Mais, il y a plus : nous trouvons les coquilles, tantôt libres, tantôt engagées dans la pierre.

Comment se trouvent-elles ainsi engagées, enveloppées dans la pierre ?

Stenon se posa ce problème dans son livre : De solido intrà solidum contento (1669). Évidemment la coquille ne peut se trouver dans la pierre, que parce que celle-ci a commencé par être à l’état liquide ou de pâte molle. En se solidifiant, la pierre a saisi la coquille et l’a gardée emprisonnée.

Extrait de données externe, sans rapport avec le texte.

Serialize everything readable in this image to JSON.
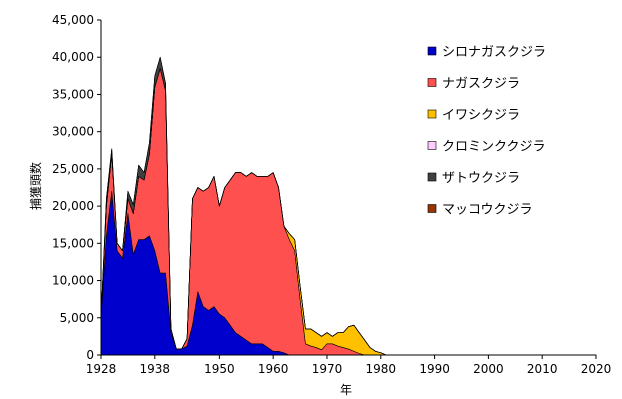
{
  "chart_data": {
    "type": "area",
    "stacked": true,
    "title": "",
    "xlabel": "年",
    "ylabel": "捕獲頭数",
    "xlim": [
      1928,
      2020
    ],
    "ylim": [
      0,
      45000
    ],
    "x_ticks": [
      1928,
      1938,
      1950,
      1960,
      1970,
      1980,
      1990,
      2000,
      2010,
      2020
    ],
    "x_tick_labels": [
      "1928",
      "1938",
      "1950",
      "1960",
      "1970",
      "1980",
      "1990",
      "2000",
      "2010",
      "2020"
    ],
    "y_ticks": [
      0,
      5000,
      10000,
      15000,
      20000,
      25000,
      30000,
      35000,
      40000,
      45000
    ],
    "y_tick_labels": [
      "0",
      "5,000",
      "10,000",
      "15,000",
      "20,000",
      "25,000",
      "30,000",
      "35,000",
      "40,000",
      "45,000"
    ],
    "legend_position": "right",
    "x": [
      1928,
      1929,
      1930,
      1931,
      1932,
      1933,
      1934,
      1935,
      1936,
      1937,
      1938,
      1939,
      1940,
      1941,
      1942,
      1943,
      1944,
      1945,
      1946,
      1947,
      1948,
      1949,
      1950,
      1951,
      1952,
      1953,
      1954,
      1955,
      1956,
      1957,
      1958,
      1959,
      1960,
      1961,
      1962,
      1963,
      1964,
      1965,
      1966,
      1967,
      1968,
      1969,
      1970,
      1971,
      1972,
      1973,
      1974,
      1975,
      1976,
      1977,
      1978,
      1979,
      1980,
      1981,
      1982,
      1983,
      1984,
      1985,
      1986,
      1987,
      1988,
      1989,
      1990,
      1991,
      1992,
      1993,
      1994,
      1995,
      1996,
      1997,
      1998,
      1999,
      2000,
      2001,
      2002,
      2003,
      2004,
      2005,
      2006,
      2007,
      2008,
      2009,
      2010,
      2011,
      2012,
      2013,
      2014,
      2015,
      2016,
      2017,
      2018,
      2019,
      2020
    ],
    "series": [
      {
        "name": "シロナガスクジラ",
        "color": "#0000cc",
        "values": [
          5000,
          16000,
          22000,
          14000,
          13000,
          19000,
          13500,
          15500,
          15500,
          16000,
          14000,
          11000,
          11000,
          3000,
          800,
          800,
          1200,
          4000,
          8500,
          6500,
          6000,
          6500,
          5500,
          5000,
          4000,
          3000,
          2500,
          2000,
          1500,
          1500,
          1500,
          1000,
          500,
          500,
          300,
          0,
          0,
          0,
          0,
          0,
          0,
          0,
          0,
          0,
          0,
          0,
          0,
          0,
          0,
          0,
          0,
          0,
          0,
          0,
          0,
          0,
          0,
          0,
          0,
          0,
          0,
          0,
          0,
          0,
          0,
          0,
          0,
          0,
          0,
          0,
          0,
          0,
          0,
          0,
          0,
          0,
          0,
          0,
          0,
          0,
          0,
          0,
          0,
          0,
          0,
          0,
          0,
          0,
          0,
          0,
          0,
          0,
          0
        ]
      },
      {
        "name": "ナガスクジラ",
        "color": "#ff5050",
        "values": [
          0,
          4000,
          5000,
          1000,
          1000,
          2000,
          5500,
          8500,
          8000,
          11000,
          22000,
          27500,
          24500,
          500,
          0,
          0,
          1000,
          17000,
          14000,
          15500,
          16500,
          17500,
          14500,
          17500,
          19500,
          21500,
          22000,
          22000,
          23000,
          22500,
          22500,
          23000,
          24000,
          22000,
          17000,
          15500,
          14000,
          7500,
          1500,
          1200,
          1000,
          700,
          1500,
          1500,
          1200,
          1000,
          800,
          500,
          200,
          0,
          0,
          0,
          0,
          0,
          0,
          0,
          0,
          0,
          0,
          0,
          0,
          0,
          0,
          0,
          0,
          0,
          0,
          0,
          0,
          0,
          0,
          0,
          0,
          0,
          0,
          0,
          0,
          0,
          0,
          0,
          0,
          0,
          0,
          0,
          0,
          0,
          0,
          0,
          0,
          0,
          0,
          0,
          0
        ]
      },
      {
        "name": "イワシクジラ",
        "color": "#ffc000",
        "values": [
          0,
          0,
          0,
          0,
          0,
          0,
          0,
          0,
          0,
          0,
          0,
          0,
          0,
          0,
          0,
          0,
          0,
          0,
          0,
          0,
          0,
          0,
          0,
          0,
          0,
          0,
          0,
          0,
          0,
          0,
          0,
          0,
          0,
          0,
          0,
          800,
          1500,
          1800,
          2000,
          2300,
          2000,
          1800,
          1500,
          1000,
          1800,
          2000,
          3000,
          3500,
          2800,
          2000,
          1000,
          500,
          300,
          0,
          0,
          0,
          0,
          0,
          0,
          0,
          0,
          0,
          0,
          0,
          0,
          0,
          0,
          0,
          0,
          0,
          0,
          0,
          0,
          0,
          0,
          0,
          0,
          0,
          0,
          0,
          0,
          0,
          0,
          0,
          0,
          0,
          0,
          0,
          0,
          0,
          0,
          0,
          0
        ]
      },
      {
        "name": "クロミンククジラ",
        "color": "#ffccff",
        "values": [
          0,
          0,
          0,
          0,
          0,
          0,
          0,
          0,
          0,
          0,
          0,
          0,
          0,
          0,
          0,
          0,
          0,
          0,
          0,
          0,
          0,
          0,
          0,
          0,
          0,
          0,
          0,
          0,
          0,
          0,
          0,
          0,
          0,
          0,
          0,
          0,
          0,
          0,
          0,
          0,
          0,
          0,
          0,
          0,
          0,
          0,
          0,
          0,
          0,
          0,
          0,
          0,
          0,
          0,
          0,
          0,
          0,
          0,
          0,
          0,
          0,
          0,
          0,
          0,
          0,
          0,
          0,
          0,
          0,
          0,
          0,
          0,
          0,
          0,
          0,
          0,
          0,
          0,
          0,
          0,
          0,
          0,
          0,
          0,
          0,
          0,
          0,
          0,
          0,
          0,
          0,
          0,
          0
        ]
      },
      {
        "name": "ザトウクジラ",
        "color": "#404040",
        "values": [
          0,
          1000,
          700,
          0,
          0,
          1000,
          1200,
          1500,
          1000,
          1500,
          1500,
          1500,
          1000,
          0,
          0,
          0,
          0,
          0,
          0,
          0,
          0,
          0,
          0,
          0,
          0,
          0,
          0,
          0,
          0,
          0,
          0,
          0,
          0,
          0,
          0,
          0,
          0,
          0,
          0,
          0,
          0,
          0,
          0,
          0,
          0,
          0,
          0,
          0,
          0,
          0,
          0,
          0,
          0,
          0,
          0,
          0,
          0,
          0,
          0,
          0,
          0,
          0,
          0,
          0,
          0,
          0,
          0,
          0,
          0,
          0,
          0,
          0,
          0,
          0,
          0,
          0,
          0,
          0,
          0,
          0,
          0,
          0,
          0,
          0,
          0,
          0,
          0,
          0,
          0,
          0,
          0,
          0,
          0
        ]
      },
      {
        "name": "マッコウクジラ",
        "color": "#993300",
        "values": [
          0,
          0,
          0,
          0,
          0,
          0,
          0,
          0,
          0,
          0,
          0,
          0,
          0,
          0,
          0,
          0,
          0,
          0,
          0,
          0,
          0,
          0,
          0,
          0,
          0,
          0,
          0,
          0,
          0,
          0,
          0,
          0,
          0,
          0,
          0,
          0,
          0,
          0,
          0,
          0,
          0,
          0,
          0,
          0,
          0,
          0,
          0,
          0,
          0,
          0,
          0,
          0,
          0,
          0,
          0,
          0,
          0,
          0,
          0,
          0,
          0,
          0,
          0,
          0,
          0,
          0,
          0,
          0,
          0,
          0,
          0,
          0,
          0,
          0,
          0,
          0,
          0,
          0,
          0,
          0,
          0,
          0,
          0,
          0,
          0,
          0,
          0,
          0,
          0,
          0,
          0,
          0,
          0
        ]
      }
    ]
  }
}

« Il faut conclure, disait Palissy avant Stenon, que, auparavant que lesdites coquilles fussent pétrifiées, les poissons qui les ont formées estoyent vivans dedans l’eau,… et que depuis l’eau et les poissons se sont pétrifiés en même temps, et de ce ne faut douter[4]. »

Selon M. Agassiz, on connaît aujourd’hui plus de quarante mille espèces de coquilles fossiles. On en connaît de toutes les dimensions, d’à peine visibles au microscope[5], et d’immenses. Il y a des cornes d’Ammon grandes comme des roues de voiture. C’est à la vue de ces énormes coquilles que Buffon conçut l’idée des espèces perdues : « Il peut se faire, dit-il, qu’il y ait eu de certains animaux dont l’espèce a péri : ces coquillages pourraient être du nombre[6]. »

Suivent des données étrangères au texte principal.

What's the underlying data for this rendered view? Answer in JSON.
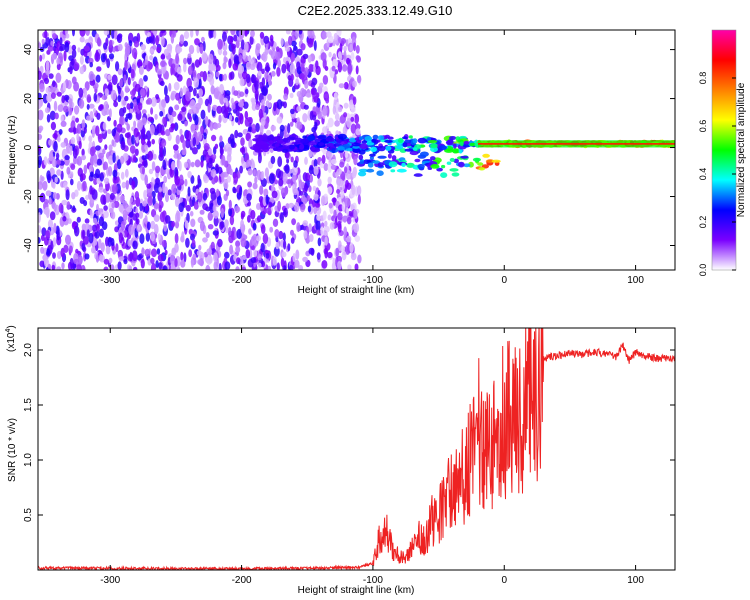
{
  "figure_title": "C2E2.2025.333.12.49.G10",
  "chart_data": [
    {
      "type": "heatmap",
      "title": "C2E2.2025.333.12.49.G10",
      "xlabel": "Height of straight line (km)",
      "ylabel": "Frequency (Hz)",
      "xlim": [
        -355,
        130
      ],
      "ylim": [
        -50,
        48
      ],
      "xticks": [
        -300,
        -200,
        -100,
        0,
        100
      ],
      "xtick_labels": [
        "-300",
        "-200",
        "-100",
        "0",
        "100"
      ],
      "yticks": [
        -40,
        -20,
        0,
        20,
        40
      ],
      "ytick_labels": [
        "-40",
        "-20",
        "0",
        "20",
        "40"
      ],
      "colorbar": {
        "label": "Normalized spectral amplitude",
        "range": [
          0.0,
          1.0
        ],
        "ticks": [
          0.0,
          0.2,
          0.4,
          0.6,
          0.8
        ],
        "tick_labels": [
          "0.0",
          "0.2",
          "0.4",
          "0.6",
          "0.8"
        ],
        "colors": [
          "#ffffff",
          "#7a00ff",
          "#0000ff",
          "#00ffff",
          "#00ff00",
          "#ffff00",
          "#ff8000",
          "#ff0000",
          "#ff00aa"
        ]
      },
      "features": {
        "noise_region_x": [
          -355,
          -120
        ],
        "noise_amplitude": [
          0.0,
          0.2
        ],
        "signal_band_freq_hz": [
          0,
          3
        ],
        "signal_onset_x": -190,
        "strong_signal_x": [
          -20,
          130
        ],
        "strong_signal_amplitude": 0.85
      }
    },
    {
      "type": "line",
      "xlabel": "Height of straight line (km)",
      "ylabel": "SNR (10 * v/v)",
      "y_scale_label": "(x10",
      "y_scale_exponent": "4",
      "xlim": [
        -355,
        130
      ],
      "ylim": [
        0,
        22000
      ],
      "xticks": [
        -300,
        -200,
        -100,
        0,
        100
      ],
      "xtick_labels": [
        "-300",
        "-200",
        "-100",
        "0",
        "100"
      ],
      "yticks": [
        5000,
        10000,
        15000,
        20000
      ],
      "ytick_labels": [
        "0.5",
        "1.0",
        "1.5",
        "2.0"
      ],
      "series": [
        {
          "name": "SNR",
          "color": "#ee2222",
          "x": [
            -355,
            -300,
            -250,
            -200,
            -150,
            -110,
            -100,
            -95,
            -90,
            -85,
            -80,
            -75,
            -70,
            -65,
            -60,
            -55,
            -50,
            -45,
            -40,
            -35,
            -30,
            -25,
            -20,
            -15,
            -10,
            -5,
            0,
            5,
            10,
            15,
            20,
            25,
            30,
            40,
            50,
            60,
            70,
            80,
            85,
            90,
            95,
            100,
            110,
            120,
            130
          ],
          "values": [
            200,
            150,
            120,
            110,
            150,
            250,
            600,
            2800,
            3500,
            1800,
            1300,
            1000,
            2200,
            3200,
            2800,
            4500,
            5200,
            6000,
            7500,
            7200,
            9000,
            11000,
            12500,
            12000,
            11000,
            12500,
            14500,
            13500,
            13000,
            14000,
            16500,
            17800,
            19200,
            19500,
            19700,
            19600,
            19800,
            19600,
            19300,
            20500,
            19000,
            19800,
            19400,
            19200,
            19200
          ]
        }
      ]
    }
  ]
}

Il est vrai que le genre entier des ammonites, des cornes d’Ammon, est fossile. Mais combien d’autres genres du même ordre, de l’ordre des céphalopodes, sont aujourd’hui vivants ! À côté des ammonites sont les nautiles : « Les fossiles, dit Cuvier, nous offrent des nautiles de taille grande ou médiocre, et de formes plus variées que ceux que produit la mer actuelle[7]. »

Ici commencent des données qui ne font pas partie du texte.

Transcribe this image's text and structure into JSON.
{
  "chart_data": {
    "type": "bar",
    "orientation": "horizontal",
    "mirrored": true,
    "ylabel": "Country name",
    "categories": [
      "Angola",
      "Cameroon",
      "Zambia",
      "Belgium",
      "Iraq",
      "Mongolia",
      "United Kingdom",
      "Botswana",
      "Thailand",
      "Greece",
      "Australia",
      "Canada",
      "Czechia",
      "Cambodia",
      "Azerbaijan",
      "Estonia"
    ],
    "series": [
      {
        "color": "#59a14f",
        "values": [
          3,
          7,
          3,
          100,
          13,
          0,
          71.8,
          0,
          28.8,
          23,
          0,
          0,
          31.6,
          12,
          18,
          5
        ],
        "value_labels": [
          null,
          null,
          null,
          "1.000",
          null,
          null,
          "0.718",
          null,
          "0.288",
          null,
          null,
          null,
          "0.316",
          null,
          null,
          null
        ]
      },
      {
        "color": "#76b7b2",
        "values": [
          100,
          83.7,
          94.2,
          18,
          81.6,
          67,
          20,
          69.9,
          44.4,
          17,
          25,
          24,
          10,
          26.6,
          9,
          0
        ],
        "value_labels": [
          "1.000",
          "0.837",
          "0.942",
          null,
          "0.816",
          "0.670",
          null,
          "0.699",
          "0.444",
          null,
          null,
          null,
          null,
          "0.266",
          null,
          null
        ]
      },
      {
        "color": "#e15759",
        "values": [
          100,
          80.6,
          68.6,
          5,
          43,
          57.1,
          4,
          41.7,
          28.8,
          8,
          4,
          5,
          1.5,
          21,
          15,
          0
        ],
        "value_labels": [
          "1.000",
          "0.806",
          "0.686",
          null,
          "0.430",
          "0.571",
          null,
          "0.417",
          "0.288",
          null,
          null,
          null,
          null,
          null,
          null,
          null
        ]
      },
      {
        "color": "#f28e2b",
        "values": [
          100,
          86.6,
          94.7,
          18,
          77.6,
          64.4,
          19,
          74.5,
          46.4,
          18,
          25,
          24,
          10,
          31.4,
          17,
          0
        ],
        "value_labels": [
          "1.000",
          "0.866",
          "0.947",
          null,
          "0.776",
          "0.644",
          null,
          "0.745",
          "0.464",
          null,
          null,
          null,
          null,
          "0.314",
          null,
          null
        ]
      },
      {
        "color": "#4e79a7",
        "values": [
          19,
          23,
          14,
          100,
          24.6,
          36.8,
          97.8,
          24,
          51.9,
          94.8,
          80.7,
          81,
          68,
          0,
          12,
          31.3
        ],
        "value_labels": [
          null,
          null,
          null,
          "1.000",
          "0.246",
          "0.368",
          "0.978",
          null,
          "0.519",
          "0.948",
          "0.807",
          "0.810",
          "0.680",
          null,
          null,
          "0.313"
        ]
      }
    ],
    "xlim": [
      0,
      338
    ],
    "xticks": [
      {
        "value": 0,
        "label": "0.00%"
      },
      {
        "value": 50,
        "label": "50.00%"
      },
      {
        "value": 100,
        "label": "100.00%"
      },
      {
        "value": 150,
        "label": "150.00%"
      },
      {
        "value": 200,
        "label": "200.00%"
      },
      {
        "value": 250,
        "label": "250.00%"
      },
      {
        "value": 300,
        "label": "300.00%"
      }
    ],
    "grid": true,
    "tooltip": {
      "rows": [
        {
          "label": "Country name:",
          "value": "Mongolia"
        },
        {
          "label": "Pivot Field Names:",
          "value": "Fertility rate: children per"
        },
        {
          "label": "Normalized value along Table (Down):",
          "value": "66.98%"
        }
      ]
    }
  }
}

Et d’ailleurs, combien de genres, dans tous les ordres de coquillages, dont une partie des espèces est fossile et l’autre partie vivante : les nautiles, que je viens de nommer, les térébratules, les turritelles, les cérithes, les gryphées, les moules, les corbules, les cames, etc., etc. ! Je demande une raison physiologique pourquoi un seul des coquillages fossiles, et un quelconque, ne pourrait pas vivre aujourd’hui, et pourquoi un seul des coquillages d’aujourd’hui, et un quelconque, n’aurait pas pu vivre alors.

  1. Œuvres de Bernard Palissy, p. 75. (Édition de Faujas de Saint-Fond.)
  2. Les Singularités de la Nature. Chap. i.
  3. Œuvres de Palissy, p. 88.
  4. Œuvres de Palissy, p. 90.
  5. Ceci est surtout vrai des infusoires fossiles à carapace siliceuse, si bien étudiés par M. Ehrenberg.
  6. T. I, p. 154.
  7. Le Règne animal, t. III, p. 18.